Sunday, December 09, 2007

Before ...

The following is taken from a public web site. I have tried to obscure identifying details.
To my family and friends,

You are worried that I choose not to use the hospital; you are worried that I cannot birth the baby at home, in; you are worried things will go wrong with me or my body or that my body, swollen and ripe, does not know what to do when the baby is ready ... you sadden me.

Why? You don't rejoice with me that Life is wonderful. You don't trust me. You don't trust that I can listen to my body and and that it will do its sacred work.

You have forgotten the mothers that came before us. You don't feel the warm, womanly hands supporting the birthing women of past, holding quivering thighs, soothing aching backs and holding triumphantly the Life that passes through the birth canal. You do not hear them weep in joy and laugh under the moon at the arrival of yet another new life in this world. You do not hear them cry their hearts out, beating their chests in sorrow when a life chooses to pass by but quickly in the dust.

You have grown to love the artificial light, and controlled air temperatures and abandoned your right to let your body do what it knows best to do. You shrink away from pain. I do not seek pain, but pain is a part of Life.With pain, I know my body is working, it is talking to me.

When you doubt me, you doubt birth, and therefore life. Life trusts you to trust yourself. Life trusts you; you can perform the dance of birth, in frenzy, in passion, in joy, and pain, to bring forth a tender beginning.

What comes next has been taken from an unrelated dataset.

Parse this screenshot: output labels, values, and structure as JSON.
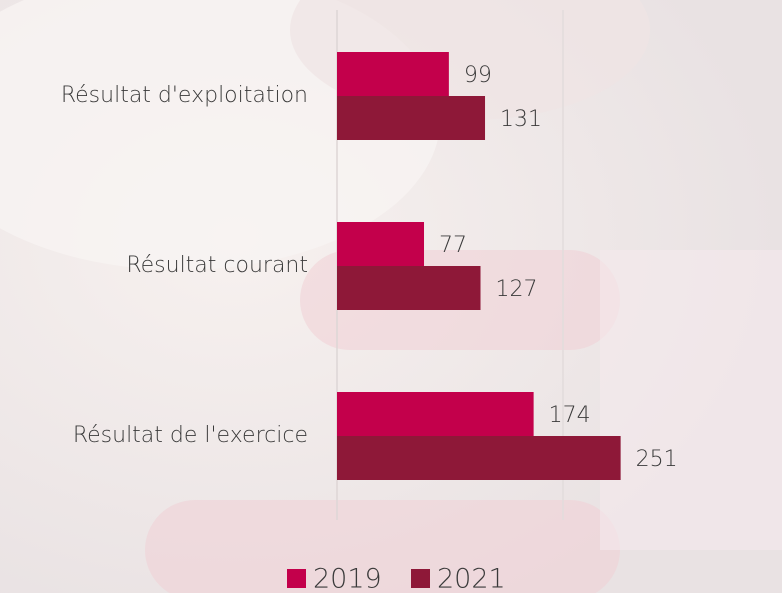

I know you are concerned out of goodness. You make different choices and I do not judge you. You just want things to be smooth, and good, and easy for me, but what is smooth, good, and easy? I have my journey to walk, and my baby accompanies me. We are bound together to fulfill this destiny. Don't worry. Be still and listen listen to the songs of life as I walk this path to my birth, our birth.
A full term baby died in utero due to placental insufficiency accompanied by oligohydramnios.